Some Spokane-area officials argue that Inslee shouldn't take a one-size-fits-all approach to lockdown measures.
"All of the elected officials on this side of the state have been trying to communicate to the governor is that we are not the Puget Sound," French says. "To have us measured and bench marked based upon the success or failures of the Puget Sound area we don’t think is fair to this region or the citizens."
But state officials counter that universal measures are needed to prevent people from congregating in regions where the lockdown is less severe — and subsequently risk spreading COVID-19.
"If activity starts decreasing throughout most of the state but we still have a couple areas where there’s still a lot of activity, are those folks going to be traveling around the state and infecting people from other communities and starting up outbreaks again?" Lofy says. "That’s one of my concerns from the public health perspective."
"We are going to have to steel ourselves against this virus for quite some time," Inslee says. "We have to be prepared for it to come back in waves."
The governor and state officials are also trying to push back on rebellion in some corners to the state to his stay-home order.
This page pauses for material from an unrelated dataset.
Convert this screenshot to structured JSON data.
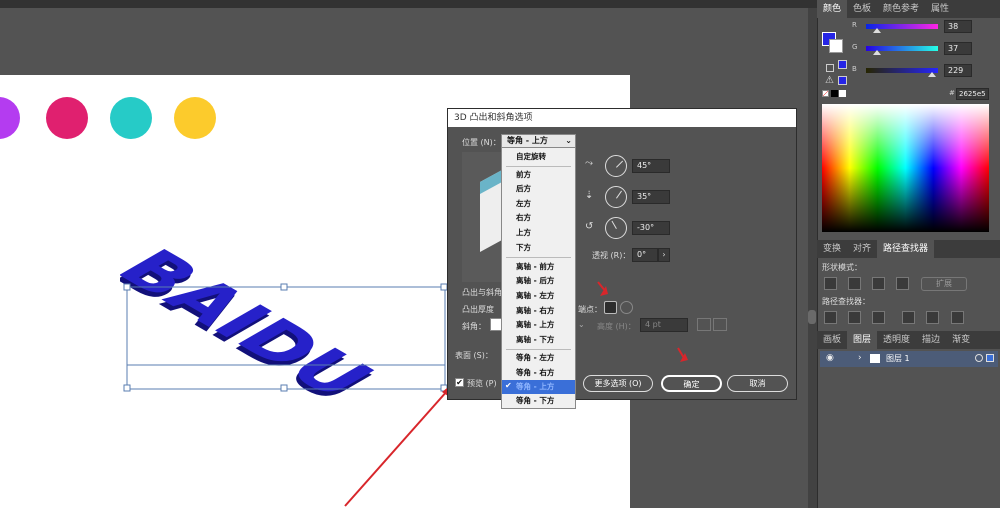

On Tuesday, officials in Franklin County moved to reopen local businesses, slamming Inslee's order as unconstitutional, while the Snohomish County sheriff announced on Wednesday that he won't enforce the order.
The Governor's Office sent a letter to the Franklin County commissioners on Wednesday morning defending the legality of the order, according to a news release.
“It is disappointing when elected officials promote illegal activity that puts their community’s well-being at risk," a joint statement issued on Wednesday from Inslee and Washington state Attorney General Bob Ferguson reads. “These orders are legal, and they are working. Do not be misled by local officials who encourage you to risk your health and violate the law."